Director Garner looked at his watch. He picked up his pen. He noted the time on his official record.
It was 2:14 PM.
I walked back into my office. It was late afternoon—the light coming through the window had gone flat, casting long, gray shadows across the floorboard. Across the hall, the low, constant hum of the control center continued uninterrupted. I could smell the sharp scent of heavy oil drifting in from the maintenance-of-way yard, mixing with the stale aroma of the cold tea I had left on my desk that morning.
I had carried the yellow August binder back from the hearing. It was sitting on my desk now, not on the credenza.
The Signal – Eastline binder for August, a heavy yellow three-ring volume, rested squarely in the center of my blotter. In Act 1, it had been just one of five identical monthly binders lined up on the credenza shelf, an unremarkable spine blending into the background of my daily routine.
I sat down and held it in both hands after the hearing room had emptied. A complete, verified copy of every page within this binder was currently sitting with the State Transit Safety Board, and another was with the FTA Region V office.
This copy, I kept. I opened the heavy front cover and flipped back to the very first signed monthly attestation—January of my first month working at the Eastline control center. I saw my own initials written in pencil at the bottom corner.

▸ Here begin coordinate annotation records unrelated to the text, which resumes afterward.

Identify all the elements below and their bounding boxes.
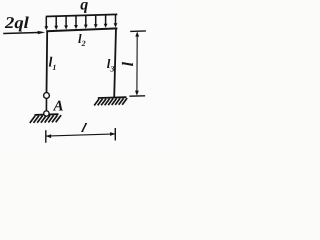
load arrow 1 — [44, 17, 48, 30]
paper background — [0, 0, 172, 152]
load arrow 5 — [84, 16, 88, 29]
right dimension line l — [135, 32, 139, 96]
right dimension bottom tick — [129, 95, 145, 97]
svg-text:2ql: 2ql — [4, 13, 29, 32]
right dimension top tick — [130, 30, 146, 33]
load arrow 6 — [94, 16, 98, 29]
left support ground line — [35, 113, 59, 116]
left support hatching — [30, 115, 61, 123]
support link bar — [45, 98, 47, 110]
right support hatching — [94, 98, 127, 105]
load arrow 4 — [74, 16, 78, 29]
bottom dimension line l — [46, 132, 115, 138]
load arrow 2 — [54, 17, 58, 30]
right support ground line — [98, 96, 127, 99]
distributed load top line — [46, 14, 118, 16]
right column (member l3) — [114, 28, 116, 98]
svg-text:l: l — [120, 61, 137, 66]
load arrow 8 — [114, 15, 118, 28]
point load 2ql arrow — [3, 31, 45, 34]
load arrow 3 — [64, 16, 68, 29]
load arrow 7 — [104, 15, 108, 28]
beam (top member, l2) — [46, 28, 117, 31]
support roller circle (lower) — [44, 111, 49, 116]
bottom dimension left tick — [45, 130, 47, 143]
hinge circle A (upper) — [44, 93, 50, 99]
left column (member l1) — [46, 30, 49, 92]
bottom dimension right tick — [114, 128, 116, 141]
svg-text:A: A — [53, 99, 64, 115]
svg-text:q: q — [80, 0, 88, 13]
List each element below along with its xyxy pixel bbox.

I traced the interlocking-by-interlocking columns, looking at the abnormal-event columns adjacent to them, clean and unmodified. I read the page carefully, from the printed header down to the footer. Every single entry I had ever signed was still there.
Nobody had touched them. That is the one thing that did not happen to this physical binder. The attestations on these pages were exactly what I had certified. It had always been exactly what I certified. That is the thing I will keep.
The federal directive would permanently revoke the contractor’s permissions. Corrective action protects future passengers but cannot reverse losses already absorbed. One operator who manually intervened on the August near-miss incident at trailing-switch 14 was on probation for an earlier rules infraction.
Because her manual stop had not been matched to an official track anomaly in the tampered event logs, her supervisor’s file held the intervention against her as a “rule violation – operator-initiated stop without dispatcher authority” for ninety days. The human resources file is corrected after the safety review. But the ninety days she spent working under the threat of termination were already in the file.
I opened the bottom drawer of my desk and took a fresh yellow three-ring binder. I opened a template file on my computer and printed a blank attestation cover sheet. I took my black marker and labeled the spine “Signal – Eastline Sep”. I stood up, walked over to the credenza, and slid it into the empty slot at the end of the row. The blank tabs wait.
Wayne thought the metro signal-systems engineer and the contractor diagnostic-tool tech were two different chairs. He forgot that the wayside checksum archive does not care which chair I sit in—and a write-once checksum does not rewrite itself to fit anyone’s contract bonus.